I am willing to share my top tips for air travel with infants and young children. These, my friends, are the essentials to be packed in your carry-on luggage.

luggage

  • Benadryl. This is not for the Boy Band. Goodness, if I drugged my children every time I felt they were annoying other people, they’d spend their childhood floating in a soporific haze. No, the Benadryl is for the adults in the rows behind and in front of me. They may be grateful for a swig of it by hour five.
  • One thousand small packets of sweeties/candies. Again, not for the Boy Band. Do I look like a rookie? Under cover of darkness, once the cabin lights have dimmed, I distribute these to children sitting in our section of the plane. With a bit of luck, their sugar high will detract from the antics of my own children.
  • Sticky tape. This has a two-fold purpose. When Drummer Boy refuses to stop rhythmically pounding his feet into the spine of the man seated in front of him, I use the tape to secure his errant legs in the brace position. Safety first, folks! And when The Cute One is being less than cute and wailing at a pitch that drowns out all four jet engines, I go all Eastern Bloc orphanage and tape his dummy firmly into his mouth. Sweet, sweet silence.
  • Small toys galore. As soon as the ‘Fasten Seatbelt’ sign has switched off, I fish handfuls of small toys from my bag (e.g., die cast cars, crayons, dice, plastic dinosaurs and the like) and strew them liberally on the floor, making sure to toss most of them far under the seats about 3 rows in front. Then, I stuff the few remaining pieces of Lego or toy soldiers down the sides of the seats, mashing them in with bits of month-old food and other people’s skin flakes. This skips the annoying step of playing with a toy for three minutes before losing it, and goes straight to the more challenging “find a small toy in the dark” game. It’s especially challenging for Drummer Boy when his legs are taped to his chair.
  • iPads. Forget all the above steps if you must – but pack those iPads before you even pack your passports or e-ticket printouts. We like to take an iPad 1 (it has a certain quaint antique value), an iPad 2, an iPad Air and an iPad Mini (did I mention we have four boys, and we are cooped up in a very tight space for a very long time?). All bets are off, all rules are in abeyance. If the one-year-old wants nine hours of Baby Einstein, I am not going to be Amish about it.

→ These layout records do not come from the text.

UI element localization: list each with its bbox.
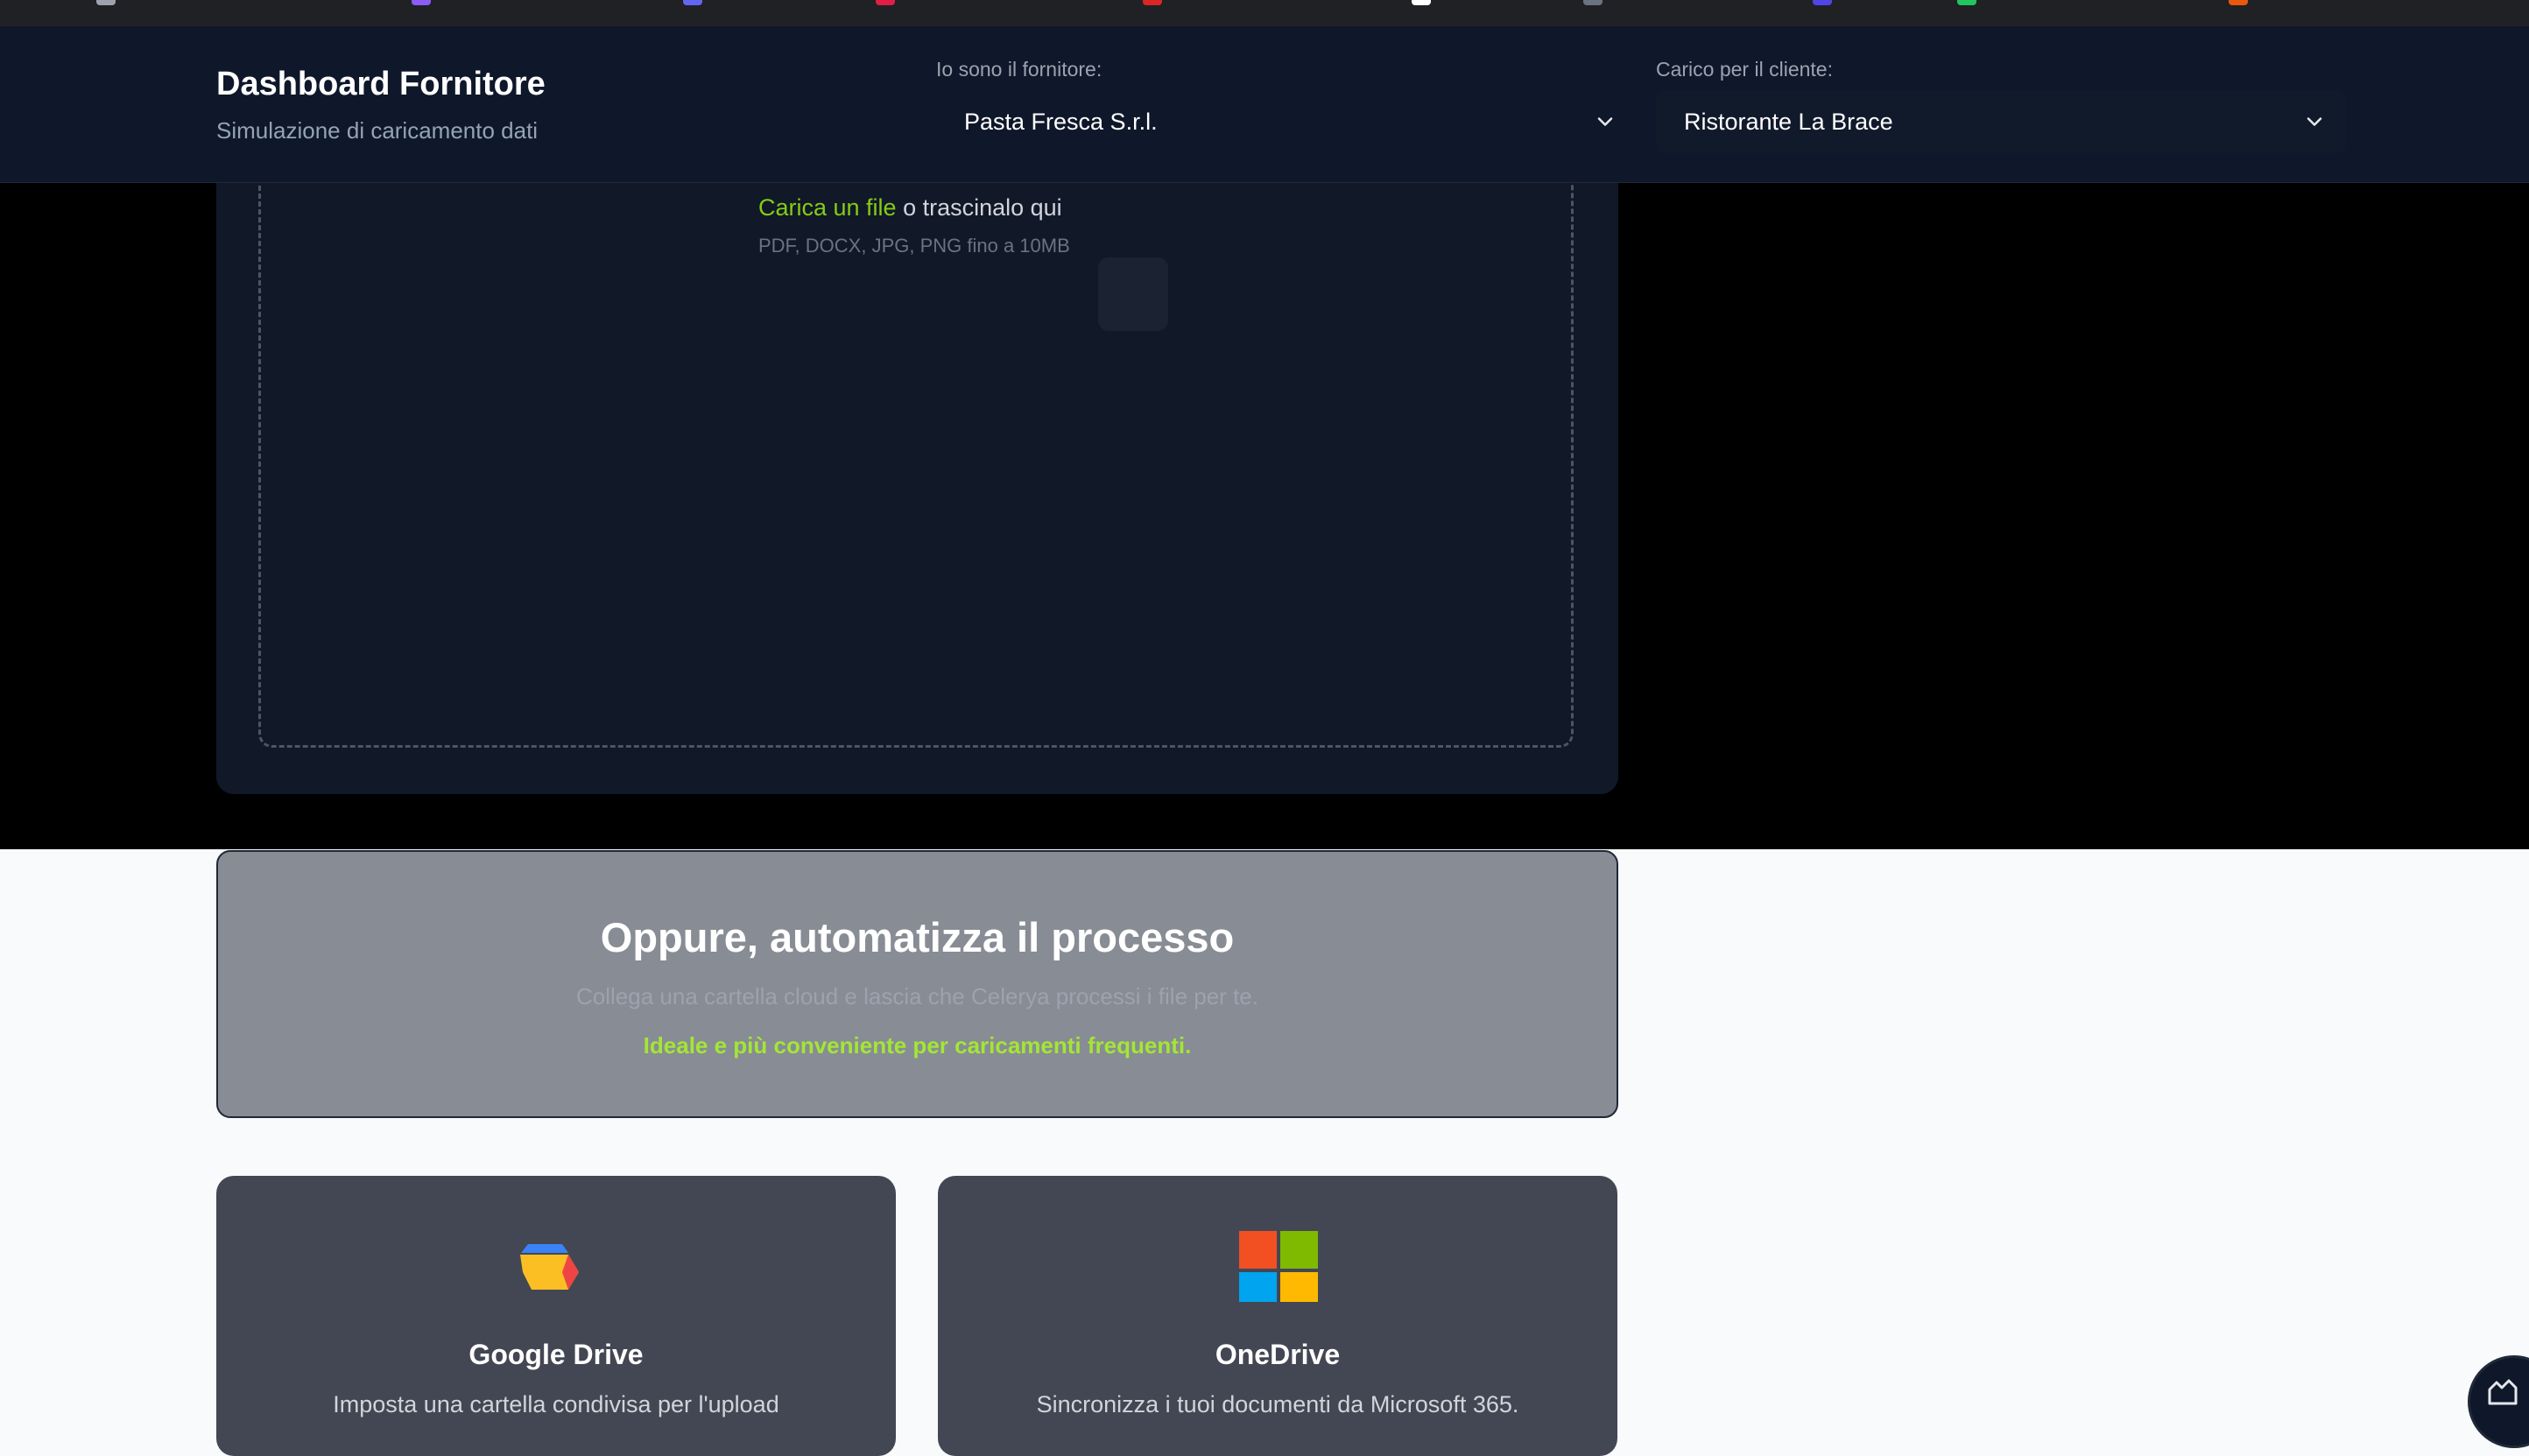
bookmark-icon[interactable] bbox=[876, 0, 895, 5]
client-select[interactable]: Ristorante La Brace bbox=[1656, 90, 2346, 153]
provider-description: Sincronizza i tuoi documenti da Microsof… bbox=[1036, 1391, 1519, 1417]
bookmark-icon[interactable] bbox=[1412, 0, 1431, 5]
supplier-select-value: Pasta Fresca S.r.l. bbox=[964, 108, 1158, 135]
page-subtitle: Simulazione di caricamento dati bbox=[216, 117, 539, 144]
chat-launcher-button[interactable] bbox=[2468, 1355, 2529, 1448]
bookmark-icon[interactable] bbox=[2229, 0, 2248, 5]
browser-bookmarks-bar bbox=[0, 0, 2529, 27]
client-label: Carico per il cliente: bbox=[1656, 58, 1833, 81]
provider-name: Google Drive bbox=[468, 1339, 644, 1370]
provider-description: Imposta una cartella condivisa per l'upl… bbox=[333, 1391, 779, 1417]
automate-note: Ideale e più conveniente per caricamenti… bbox=[643, 1032, 1192, 1059]
chevron-down-icon bbox=[1597, 117, 1613, 126]
google-drive-icon bbox=[520, 1244, 579, 1290]
chevron-down-icon bbox=[2307, 117, 2322, 126]
bookmark-icon[interactable] bbox=[1813, 0, 1832, 5]
upload-file-icon bbox=[1098, 257, 1168, 331]
automate-subtitle: Collega una cartella cloud e lascia che … bbox=[576, 983, 1258, 1009]
bookmark-icon[interactable] bbox=[1957, 0, 1976, 5]
onedrive-card[interactable]: OneDrive Sincronizza i tuoi documenti da… bbox=[938, 1176, 1617, 1456]
upload-card bbox=[216, 166, 1618, 794]
chat-icon bbox=[2488, 1379, 2518, 1405]
bookmark-icon[interactable] bbox=[96, 0, 116, 5]
bookmark-icon[interactable] bbox=[1143, 0, 1162, 5]
client-select-value: Ristorante La Brace bbox=[1684, 108, 1893, 135]
page-header: Dashboard Fornitore Simulazione di caric… bbox=[0, 26, 2529, 183]
automate-card: Oppure, automatizza il processo Collega … bbox=[216, 850, 1618, 1118]
bookmark-icon[interactable] bbox=[1583, 0, 1603, 5]
bookmark-icon[interactable] bbox=[412, 0, 431, 5]
supplier-label: Io sono il fornitore: bbox=[936, 58, 1102, 81]
upload-instruction: Carica un file o trascinalo qui bbox=[758, 194, 1062, 222]
google-drive-card[interactable]: Google Drive Imposta una cartella condiv… bbox=[216, 1176, 896, 1456]
microsoft-icon bbox=[1239, 1231, 1318, 1302]
upload-file-types-hint: PDF, DOCX, JPG, PNG fino a 10MB bbox=[758, 235, 1070, 257]
drag-here-text: o trascinalo qui bbox=[896, 194, 1062, 221]
page-title: Dashboard Fornitore bbox=[216, 66, 546, 102]
upload-file-link[interactable]: Carica un file bbox=[758, 194, 897, 221]
automate-title: Oppure, automatizza il processo bbox=[600, 914, 1235, 960]
supplier-select[interactable]: Pasta Fresca S.r.l. bbox=[936, 90, 1637, 153]
provider-name: OneDrive bbox=[1215, 1339, 1341, 1370]
bookmark-icon[interactable] bbox=[683, 0, 702, 5]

One final gem of advice: make sure your iPads are all different (whether it’s the type of iPad, the colour of the cover or the apps you have loaded on them). This invariably sparks a lively argument about who gets which iPad. I am always grateful for these little diversions. The fight over the distribution of iPads occupies at least 15 minutes of the flight, which accounts for a substantial amount* of the journey.

*It’s important to note, minutes in the air work like dog years:- 1 dog year = 7 human years; 1 minute in the air with the Boy Band = 7 minutes on solid ground with the same children. So, a minor tiff about the iPad actually lasts 1 hour and 45 minutes. And the flight to Australia will, in real time, last 63 hours!!! Just make sure you save the last swig of Benadryl for yourself.